Over the last couple of months, I’ve been deep in annual planning, appraisals, and setting KRAs for our teams across HR and Finance. This time, I had AI tools with me. So I went in with a clear expectation: this should be much faster—and much deeper—than last year. And yes, it was a little faster. It was a little better. But nowhere close to what I expected. That gap needed an explanation.
Where the Time Actually Goes
AI is very good at generating things—drafts, ideas, structures. But in real work, especially in areas like HR and Finance, generation is just one small step. Before anything can even be generated properly, you have to:
- Set the right context
- Be clear about scope and intent
- Think through permissions and sensitivities
And once something is generated, the heavier work begins:
- Review for accuracy
- Check alignment with business reality
- Adjust for tone, fairness, and edge cases
- Decide what actually gets used
If you look at it end-to-end, the flow is something like:

AI helps strongly in one of these steps. We still carry the rest.
The Illusion of “Much Faster”
I assumed faster generation would translate into significantly higher output. But what actually happened was this: Faster generation created more options. More options required more review. More review meant more mental effort. So while one part sped up, another part expanded to fill the gap. The work didn’t reduce. It redistributed.
The Real Bottleneck
Earlier, the bottleneck was creating something from scratch. Now, the bottleneck is judging what’s been created—deciding what is right, fair, and usable in context. That’s especially true in people processes like appraisals and KRAs, where nuance matters more than speed.And that kind of thinking doesn’t compress easily.

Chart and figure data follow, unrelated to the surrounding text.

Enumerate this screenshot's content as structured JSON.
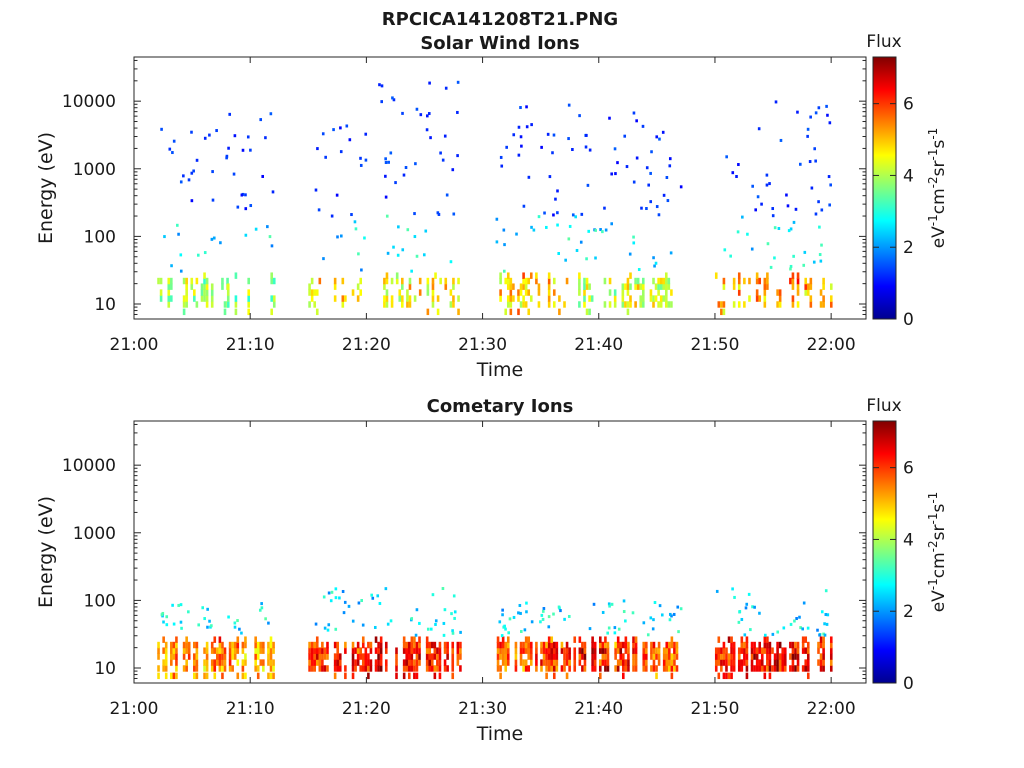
{
  "figure_title": "RPCICA141208T21.PNG",
  "chart_data": [
    {
      "type": "heatmap",
      "title": "Solar Wind Ions",
      "xlabel": "Time",
      "ylabel": "Energy (eV)",
      "xlim": [
        "21:00",
        "22:03"
      ],
      "ylim": [
        6,
        45000
      ],
      "yscale": "log",
      "x_ticks": [
        "21:00",
        "21:10",
        "21:20",
        "21:30",
        "21:40",
        "21:50",
        "22:00"
      ],
      "y_ticks": [
        "10",
        "100",
        "1000",
        "10000"
      ],
      "colorbar": {
        "label": "Flux",
        "units": "eV-1cm-2sr-1s-1",
        "range": [
          0,
          7.3
        ],
        "ticks": [
          "0",
          "2",
          "4",
          "6"
        ]
      },
      "clusters": [
        {
          "start": "21:02",
          "end": "21:08",
          "low_energy_flux": 3.5,
          "low_peak": 4.5,
          "scatter_density": 0.8,
          "scatter_max_eV": 4000
        },
        {
          "start": "21:08",
          "end": "21:12",
          "low_energy_flux": 3.5,
          "low_peak": 4.5,
          "scatter_density": 0.9,
          "scatter_max_eV": 8000
        },
        {
          "start": "21:15",
          "end": "21:20",
          "low_energy_flux": 4.3,
          "low_peak": 5.5,
          "scatter_density": 0.8,
          "scatter_max_eV": 6000
        },
        {
          "start": "21:21",
          "end": "21:28",
          "low_energy_flux": 4.3,
          "low_peak": 5.6,
          "scatter_density": 1.1,
          "scatter_max_eV": 28000
        },
        {
          "start": "21:31",
          "end": "21:38",
          "low_energy_flux": 4.5,
          "low_peak": 5.8,
          "scatter_density": 1.0,
          "scatter_max_eV": 9000
        },
        {
          "start": "21:38",
          "end": "21:47",
          "low_energy_flux": 3.8,
          "low_peak": 5.0,
          "scatter_density": 1.0,
          "scatter_max_eV": 7000
        },
        {
          "start": "21:50",
          "end": "22:00",
          "low_energy_flux": 4.6,
          "low_peak": 6.2,
          "scatter_density": 1.0,
          "scatter_max_eV": 10000
        }
      ]
    },
    {
      "type": "heatmap",
      "title": "Cometary Ions",
      "xlabel": "Time",
      "ylabel": "Energy (eV)",
      "xlim": [
        "21:00",
        "22:03"
      ],
      "ylim": [
        6,
        45000
      ],
      "yscale": "log",
      "x_ticks": [
        "21:00",
        "21:10",
        "21:20",
        "21:30",
        "21:40",
        "21:50",
        "22:00"
      ],
      "y_ticks": [
        "10",
        "100",
        "1000",
        "10000"
      ],
      "colorbar": {
        "label": "Flux",
        "units": "eV-1cm-2sr-1s-1",
        "range": [
          0,
          7.3
        ],
        "ticks": [
          "0",
          "2",
          "4",
          "6"
        ]
      },
      "clusters": [
        {
          "start": "21:02",
          "end": "21:12",
          "low_energy_flux": 4.8,
          "low_peak": 6.3,
          "scatter_density": 0.5,
          "scatter_max_eV": 90
        },
        {
          "start": "21:15",
          "end": "21:28",
          "low_energy_flux": 5.8,
          "low_peak": 7.0,
          "scatter_density": 0.6,
          "scatter_max_eV": 150
        },
        {
          "start": "21:31",
          "end": "21:47",
          "low_energy_flux": 5.4,
          "low_peak": 7.0,
          "scatter_density": 0.6,
          "scatter_max_eV": 100
        },
        {
          "start": "21:50",
          "end": "22:00",
          "low_energy_flux": 5.9,
          "low_peak": 7.1,
          "scatter_density": 0.6,
          "scatter_max_eV": 150
        }
      ]
    }
  ]
}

Rethinking the Expectation
The mistake I made was simple:
I expected “a little faster” in one step to become “a lot more output” overall. That’s not how it’s playing out. AI is powerful. It does make parts of the work easier.But it also increases what we need to process, review, and take responsibility for.
A More Useful Question
Instead of asking:
“How do I do a lot more now that I have AI?” A better question might be: “How much can I process well, end-to-end?” Because that seems to be the new limit. And recognizing that might save us from a lot of unnecessary frustration—with the tools, and with ourselves.